Valhalla Rising (Le guerrier silencieux) – Nicolas Winding Refn

« L’art est fait pour diviser, car si l’art ne divise pas, il ne pénètre pas, et s’il ne pénètre pas, vous ne faites que le consommer. » Nicolas Winding Refn

Valhalla Rising est un film qui divise. Très peu de dialogues, mélange de violence et de contemplatif. Chapitrage prophétique, esthétisme posé dans la photo et les cadrages. Nous sommes loiiiin des clichés de guerriers nordiques et pourtant, le film nous fait côtoyer, vers l’an 1000, Vikings et Écossais, Chrétiens et Païens. Ce film envoûte autant qu’il déroute, car il est atypique.


Pour re-situer le réalisateur : Nicolas Winding Refn est né en 1970 au Danemark.

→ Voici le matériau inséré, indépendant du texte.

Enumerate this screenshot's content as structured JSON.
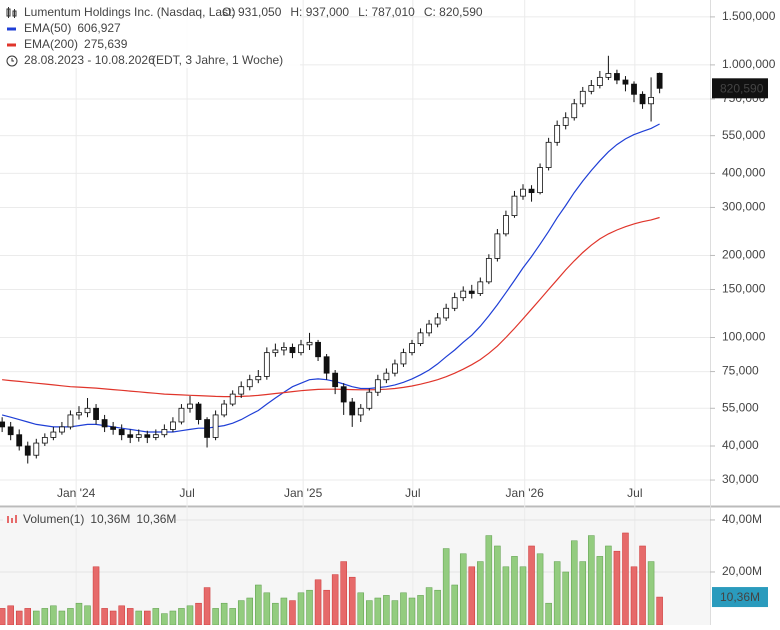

Il est connu pour sa trilogie Pusher et son film Drive, avec Ryan Gosling, qui reçut pas mal de prix dont celui du Prix de la mise en scène à Cannes en 2011. Son dernier film The Neon Demon, sorti en 2016, est une fable fantasmagorique sur la dictature de la beauté. Beaucoup de femmes dans ce dernier film, aucune dans Valhalla Rising, mais ce n’était pas prévu. En fait… peu de choses étaient prévues pour ce film. Refn va suivre son instinct, comme le destin de son personnage principal.

valhalla rising 2

Donc, vers l’an 1000, en Écosse, des chefs de clans font combattre à mort leurs esclaves bien battis. One-Eye, notre guerrier silencieux (joué par Mads Mikkelsen), vainc efficacement et mécaniquement. Puis il s’échappe de sa cage et de ses geôliers en les massacrant. Il est suivi par un p’tit blondinet. Ces deux croisent une troupe de vikings chrétiens qui évangélisent par le sang et le nouveau duo décide de les suivre direction Jérusalem, “the Promised Land”. Errance au cœur du brouillard. Noyade dans la folie puis la mort. On tient là une ambiance bien festive et légère comme un chiffon cake japonais, nan j’déconne, la légèreté ressemblant davantage à une grosse masse d’armes dans la gueule qui anesthésie.

the witch affiche

A l’instar du film The Witch (2015), le traitement du thème principal est à contre-pied de ce qui se fait habituellement. Que ce soit le thema sorcellerie pour l’un ou viking pour l’autre, ces deux films, à l’esthétisme et à la mise en scène audacieux, ont surpris lors de leur sortie en salles : ce n’était pas ce qui était attendu. La bande-annonce et même l’affiche étaient trompeuses. Pour Valhalla Rising, il ne faut pas s’attendre à voir une fresque mythologique ou un cours de civilisation nordique. Nein. Ici, c’est plutôt conte poétique sombre sur réalité historique en mode contemplatif. Nicolas Winding Refn ne s’en cache pas : il n’a pas du tout potassé la culture viking, limite page blanche scénar au premier jour de tournage, donc il n’y a rien à attendre à ce niveau. Le réalisateur a quand même voulu aborder la découverte hasardeuse de l’Amérique par les Vikings avant Christophe Colomb, et cette idée d’impérialisme et de religion comme moyen de conquête. On peut lancer le débat sur ces sujets, mais ce n’est ni le front ni le fond.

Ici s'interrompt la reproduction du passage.